Let's face it—replacement is the most alluring of Russell and Burch's three Rs. Unfortunately, it also seems to be the least attainable. Indeed, since 1958 when Russell and Burch laid down the framework for the now legally mandated search for alternatives, just a few non-animal alternative tests have been developed and approved.

Is this because not enough people are looking for non-animal alternatives? Because there's not enough funding to inspire the search? Or is it because it's just not feasible, in most cases, to extract the same information from a petri dish full of cells or a computer simulation as one could obtain from a whole animal? The answer is certainly debatable—and certainly oft debated—but one thing's for sure: the other two—albeit less sexy—Rs are being attained all around us and may ultimately do more to improve laboratory animal welfare than the simple pursuit of replacement alternatives. The pages of this issue contain four current examples of reduction and refinement alternatives at work.

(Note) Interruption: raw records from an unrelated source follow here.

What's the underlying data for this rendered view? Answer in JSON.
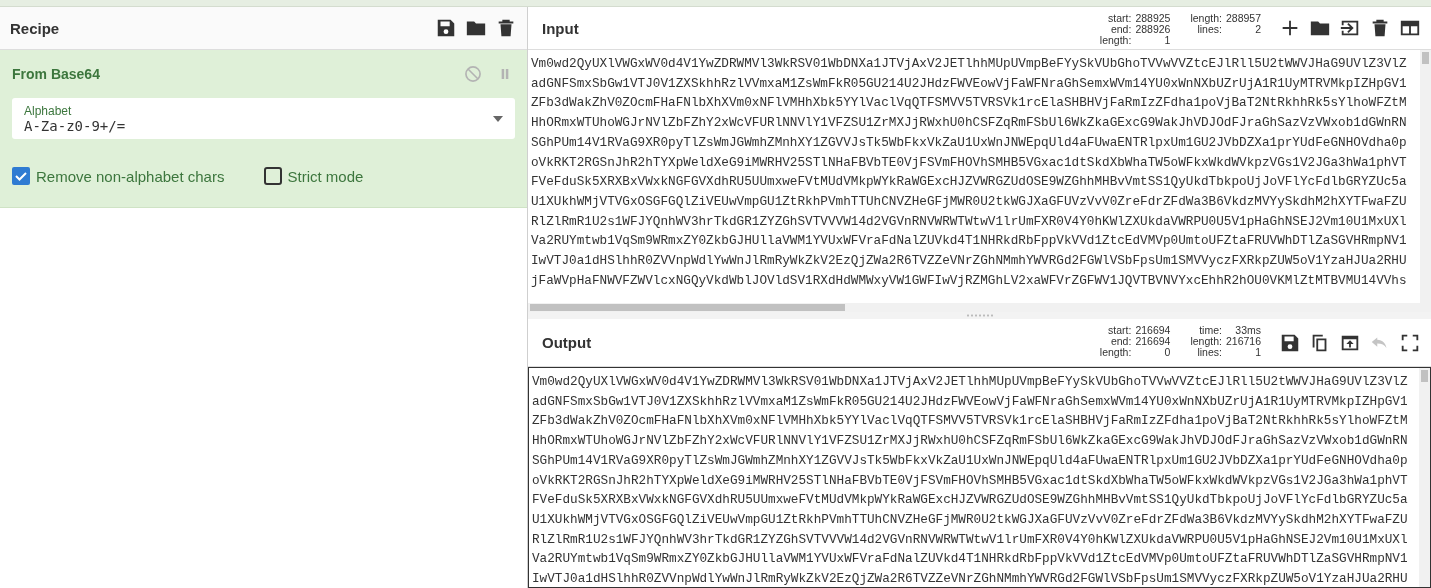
{
  "recipe": {
    "title": "Recipe",
    "operations": [
      {
        "name": "From Base64",
        "fields": [
          {
            "kind": "dropdown",
            "label": "Alphabet",
            "value": "A-Za-z0-9+/="
          }
        ],
        "checkboxes": [
          {
            "label": "Remove non-alphabet chars",
            "checked": true
          },
          {
            "label": "Strict mode",
            "checked": false
          }
        ]
      }
    ]
  },
  "input": {
    "title": "Input",
    "stats": [
      [
        {
          "label": "start:",
          "value": "288925"
        },
        {
          "label": "end:",
          "value": "288926"
        },
        {
          "label": "length:",
          "value": "1"
        }
      ],
      [
        {
          "label": "length:",
          "value": "288957"
        },
        {
          "label": "lines:",
          "value": "2"
        }
      ]
    ],
    "lines": [
      "Vm0wd2QyUXlVWGxWV0d4V1YwZDRWMVl3WkRSV01WbDNXa1JTVjAxV2JETlhhMUpUVmpBeFYySkVUbGhoTVVwVVZtcEJlRll5U2tWWVJHaG9UVlZ3VlZ",
      "adGNFSmxSbGw1VTJ0V1ZXSkhhRzlVVmxaM1ZsWmFkR05GU214U2JHdzFWVEowVjFaWFNraGhSemxWVm14YU0xWnNXbUZrUjA1R1UyMTRVMkpIZHpGV1",
      "ZFb3dWakZhV0ZOcmFHaFNlbXhXVm0xNFlVMHhXbk5YYlVaclVqQTFSMVV5TVRSVk1rcElaSHBHVjFaRmIzZFdha1poVjBaT2NtRkhhRk5sYlhoWFZtM",
      "HhORmxWTUhoWGJrNVlZbFZhY2xWcVFURlNNVlY1VFZSU1ZrMXJjRWxhU0hCSFZqRmFSbUl6WkZkaGExcG9WakJhVDJOdFJraGhSazVzVWxob1dGWnRN",
      "SGhPUm14V1RVaG9XR0pyTlZsWmJGWmhZMnhXY1ZGVVJsTk5WbFkxVkZaU1UxWnJNWEpqUld4aFUwaENTRlpxUm1GU2JVbDZXa1prYUdFeGNHOVdha0p",
      "oVkRKT2RGSnJhR2hTYXpWeldXeG9iMWRHV25STlNHaFBVbTE0VjFSVmFHOVhSMHB5VGxac1dtSkdXbWhaTW5oWFkxWkdWVkpzVGs1V2JGa3hWa1phVT",
      "FVeFduSk5XRXBxVWxkNGFGVXdhRU5UUmxweFVtMUdVMkpWYkRaWGExcHJZVWRGZUdOSE9WZGhhMHBvVmtSS1QyUkdTbkpoUjJoVFlYcFdlbGRYZUc5a",
      "U1XUkhWMjVTVGxOSGFGQlZiVEUwVmpGU1ZtRkhPVmhTTUhCNVZHeGFjMWR0U2tkWGJXaGFUVzVvV0ZreFdrZFdWa3B6VkdzMVYySkdhM2hXYTFwaFZU",
      "RlZlRmR1U2s1WFJYQnhWV3hrTkdGR1ZYZGhSVTVVVW14d2VGVnRNVWRWTWtwV1lrUmFXR0V4Y0hKWlZXUkdaVWRPU0U5V1pHaGhNSEJ2Vm10U1MxUXl",
      "Va2RUYmtwb1VqSm9WRmxZY0ZkbGJHUllaVWM1YVUxWFVraFdNalZUVkd4T1NHRkdRbFppVkVVd1ZtcEdVMVp0UmtoUFZtaFRUVWhDTlZaSGVHRmpNV1",
      "IwVTJ0a1dHSlhhR0ZVVnpWdlYwWnJlRmRyWkZkV2EzQjZWa2R6TVZZeVNrZGhNMmhYWVRGd2FGWlVSbFpsUm1SMVVyczFXRkpZUW5oV1YzaHJUa2RHU",
      "jFaWVpHaFNWVFZWVlcxNGQyVkdWblJOVldSV1RXdHdWMWxyVW1GWFIwVjRZMGhLV2xaWFVrZGFWV1JQVTBVNVYxcEhhR2hOU0VKMlZtMTBVMU14VVhs"
    ]
  },
  "output": {
    "title": "Output",
    "stats": [
      [
        {
          "label": "start:",
          "value": "216694"
        },
        {
          "label": "end:",
          "value": "216694"
        },
        {
          "label": "length:",
          "value": "0"
        }
      ],
      [
        {
          "label": "time:",
          "value": "33ms"
        },
        {
          "label": "length:",
          "value": "216716"
        },
        {
          "label": "lines:",
          "value": "1"
        }
      ]
    ],
    "lines": [
      "Vm0wd2QyUXlVWGxWV0d4V1YwZDRWMVl3WkRSV01WbDNXa1JTVjAxV2JETlhhMUpUVmpBeFYySkVUbGhoTVVwVVZtcEJlRll5U2tWWVJHaG9UVlZ3VlZ",
      "adGNFSmxSbGw1VTJ0V1ZXSkhhRzlVVmxaM1ZsWmFkR05GU214U2JHdzFWVEowVjFaWFNraGhSemxWVm14YU0xWnNXbUZrUjA1R1UyMTRVMkpIZHpGV1",
      "ZFb3dWakZhV0ZOcmFHaFNlbXhXVm0xNFlVMHhXbk5YYlVaclVqQTFSMVV5TVRSVk1rcElaSHBHVjFaRmIzZFdha1poVjBaT2NtRkhhRk5sYlhoWFZtM",
      "HhORmxWTUhoWGJrNVlZbFZhY2xWcVFURlNNVlY1VFZSU1ZrMXJjRWxhU0hCSFZqRmFSbUl6WkZkaGExcG9WakJhVDJOdFJraGhSazVzVWxob1dGWnRN",
      "SGhPUm14V1RVaG9XR0pyTlZsWmJGWmhZMnhXY1ZGVVJsTk5WbFkxVkZaU1UxWnJNWEpqUld4aFUwaENTRlpxUm1GU2JVbDZXa1prYUdFeGNHOVdha0p",
      "oVkRKT2RGSnJhR2hTYXpWeldXeG9iMWRHV25STlNHaFBVbTE0VjFSVmFHOVhSMHB5VGxac1dtSkdXbWhaTW5oWFkxWkdWVkpzVGs1V2JGa3hWa1phVT",
      "FVeFduSk5XRXBxVWxkNGFGVXdhRU5UUmxweFVtMUdVMkpWYkRaWGExcHJZVWRGZUdOSE9WZGhhMHBvVmtSS1QyUkdTbkpoUjJoVFlYcFdlbGRYZUc5a",
      "U1XUkhWMjVTVGxOSGFGQlZiVEUwVmpGU1ZtRkhPVmhTTUhCNVZHeGFjMWR0U2tkWGJXaGFUVzVvV0ZreFdrZFdWa3B6VkdzMVYySkdhM2hXYTFwaFZU",
      "RlZlRmR1U2s1WFJYQnhWV3hrTkdGR1ZYZGhSVTVVVW14d2VGVnRNVWRWTWtwV1lrUmFXR0V4Y0hKWlZXUkdaVWRPU0U5V1pHaGhNSEJ2Vm10U1MxUXl",
      "Va2RUYmtwb1VqSm9WRmxZY0ZkbGJHUllaVWM1YVUxWFVraFdNalZUVkd4T1NHRkdRbFppVkVVd1ZtcEdVMVp0UmtoUFZtaFRUVWhDTlZaSGVHRmpNV1",
      "IwVTJ0a1dHSlhhR0ZVVnpWdlYwWnJlRmRyWkZkV2EzQjZWa2R6TVZZeVNrZGhNMmhYWVRGd2FGWlVSbFpsUm1SMVVyczFXRkpZUW5oV1YzaHJUa2RHU"
    ]
  }
}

When it comes to reducing the number of animals used in research, the importance of proper experimental design cannot be underestimated. While the use of too many animals in a particular experiment cannot be justified, the use of too few animals may fail to produce statistically significant results. Authors van Wilgenburg, van Schaick Zillesen, and Krulichova (p. 39) describe two computer programs that are meant to guide researchers-in-training on how to properly design an experiment, including how to determine the optimal number of animals. These programs—ExpDesign and Sample Power—are available free-of-charge from the authors.

Another group has applied the principles of reduction to toxicity testing. International Organization for Standardization (ISO) guidelines demand that all medical devices undergo testing for cytotoxicity, sensitization, and irritation. The standard test for irritation has traditionally involved injecting three rabbits with a test solution to determine whether chemicals released from device materials may produce skin irritation, as characterized by redness and swelling. Authors Upman, Anderson, and Tasse (p. 26) took a retrospective look at the results of a random sample of 100 dermal toxicity tests and determined that in the vast majority of cases, the same results will be obtained with two rabbits as with three.

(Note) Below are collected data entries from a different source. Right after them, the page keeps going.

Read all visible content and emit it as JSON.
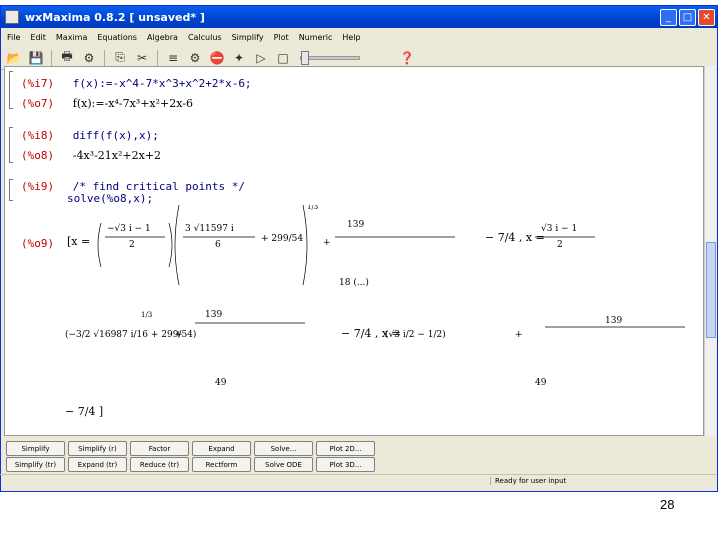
{
  "window": {
    "title": "wxMaxima 0.8.2 [ unsaved* ]"
  },
  "menu": [
    "File",
    "Edit",
    "Maxima",
    "Equations",
    "Algebra",
    "Calculus",
    "Simplify",
    "Plot",
    "Numeric",
    "Help"
  ],
  "worksheet": {
    "cells": [
      {
        "label": "(%i7)",
        "text": "f(x):=-x^4-7*x^3+x^2+2*x-6;",
        "kind": "input"
      },
      {
        "label": "(%o7)",
        "text": "f(x):=-x⁴-7x³+x²+2x-6",
        "kind": "output"
      },
      {
        "label": "(%i8)",
        "text": "diff(f(x),x);",
        "kind": "input"
      },
      {
        "label": "(%o8)",
        "text": "-4x³-21x²+2x+2",
        "kind": "output"
      },
      {
        "label": "(%i9)",
        "text": "/* find critical points */",
        "kind": "input"
      },
      {
        "label": "",
        "text": "solve(%o8,x);",
        "kind": "input"
      },
      {
        "label": "(%o9)",
        "text": "[x = ...]",
        "kind": "output"
      }
    ]
  },
  "buttons": {
    "row1": [
      "Simplify",
      "Simplify (r)",
      "Factor",
      "Expand",
      "Solve...",
      "Plot 2D..."
    ],
    "row2": [
      "Simplify (tr)",
      "Expand (tr)",
      "Reduce (tr)",
      "Rectform",
      "Solve ODE",
      "Plot 3D..."
    ]
  },
  "status": "Ready for user input",
  "page_number": "28"
}
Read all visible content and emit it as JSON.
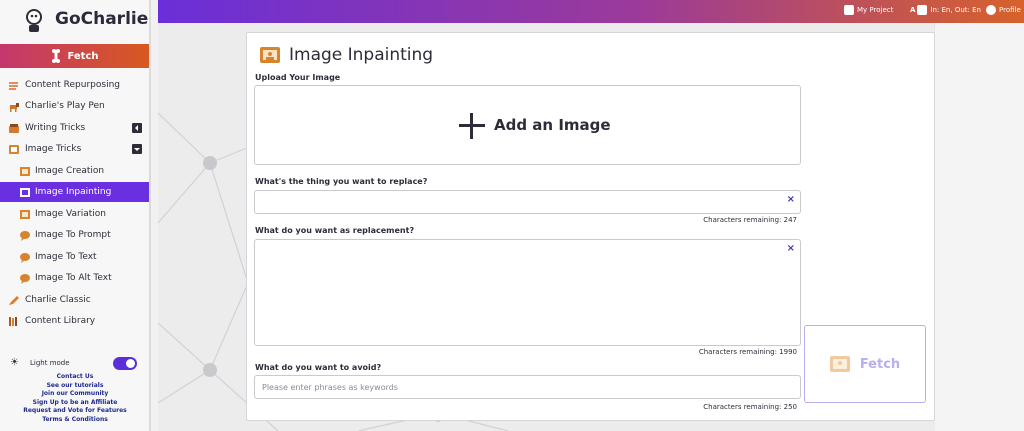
{
  "app": {
    "name": "GoCharlie"
  },
  "sidebar": {
    "fetch_label": "Fetch",
    "items": [
      {
        "label": "Content Repurposing",
        "icon": "repurpose-icon",
        "level": "top"
      },
      {
        "label": "Charlie's Play Pen",
        "icon": "dog-icon",
        "level": "top"
      },
      {
        "label": "Writing Tricks",
        "icon": "writing-icon",
        "level": "top",
        "caret": "collapsed"
      },
      {
        "label": "Image Tricks",
        "icon": "image-tricks-icon",
        "level": "top",
        "caret": "expanded"
      },
      {
        "label": "Image Creation",
        "icon": "image-creation-icon",
        "level": "sub"
      },
      {
        "label": "Image Inpainting",
        "icon": "image-inpainting-icon",
        "level": "sub",
        "active": true
      },
      {
        "label": "Image Variation",
        "icon": "image-variation-icon",
        "level": "sub"
      },
      {
        "label": "Image To Prompt",
        "icon": "image-to-prompt-icon",
        "level": "sub"
      },
      {
        "label": "Image To Text",
        "icon": "image-to-text-icon",
        "level": "sub"
      },
      {
        "label": "Image To Alt Text",
        "icon": "image-to-alt-text-icon",
        "level": "sub"
      },
      {
        "label": "Charlie Classic",
        "icon": "pencil-icon",
        "level": "top"
      },
      {
        "label": "Content Library",
        "icon": "library-icon",
        "level": "top"
      }
    ],
    "light_mode_label": "Light mode",
    "links": [
      "Contact Us",
      "See our tutorials",
      "Join our Community",
      "Sign Up to be an Affiliate",
      "Request and Vote for Features",
      "Terms & Conditions"
    ]
  },
  "topbar": {
    "project": "My Project",
    "language": "In: En, Out: En",
    "profile": "Profile"
  },
  "card": {
    "title": "Image Inpainting",
    "upload_label": "Upload Your Image",
    "add_image": "Add an Image",
    "replace_label": "What's the thing you want to replace?",
    "replace_counter": "Characters remaining: 247",
    "replacement_label": "What do you want as replacement?",
    "replacement_counter": "Characters remaining: 1990",
    "avoid_label": "What do you want to avoid?",
    "avoid_placeholder": "Please enter phrases as keywords",
    "avoid_counter": "Characters remaining: 250",
    "clear_symbol": "×",
    "fetch_button": "Fetch"
  },
  "colors": {
    "accent": "#6a2fe0",
    "fetch_gradient_start": "#c4376e",
    "fetch_gradient_end": "#d8591f"
  }
}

The concept of refinement is nicely exemplified by the ongoing efforts of the research community to employ environmental enrichment systems to encourage animals' natural behaviors. While the Animal Welfare Act mandates that nonhuman primates be provided with environmental enrichment devices, relatively little is known about what characteristics make for good choices. After all, what good are such devices if the animals don't use them or if they actually contribute to an increase in negative behaviors, such as fighting between cage mates? Authors Majolo, Buchanan-Smith, and Bell explore this issue with marmosets, and report their results on p. 32.

The move from injectable to inhalation anesthesia represents another success in the field of refinement alternatives, since the latter is generally considered safer and more efficient. It is easy to adjust the anesthetic depth, and because the anesthetics are eliminated from the blood by exhalation, with less reliance on drug metabolism to remove the drug from the body, there is less chance for drug-induced toxicity. The use of inhalation agents requires specialized equipment for delivery, and so author Diven (p. 44) provides an overview of commonly used agents and equipment.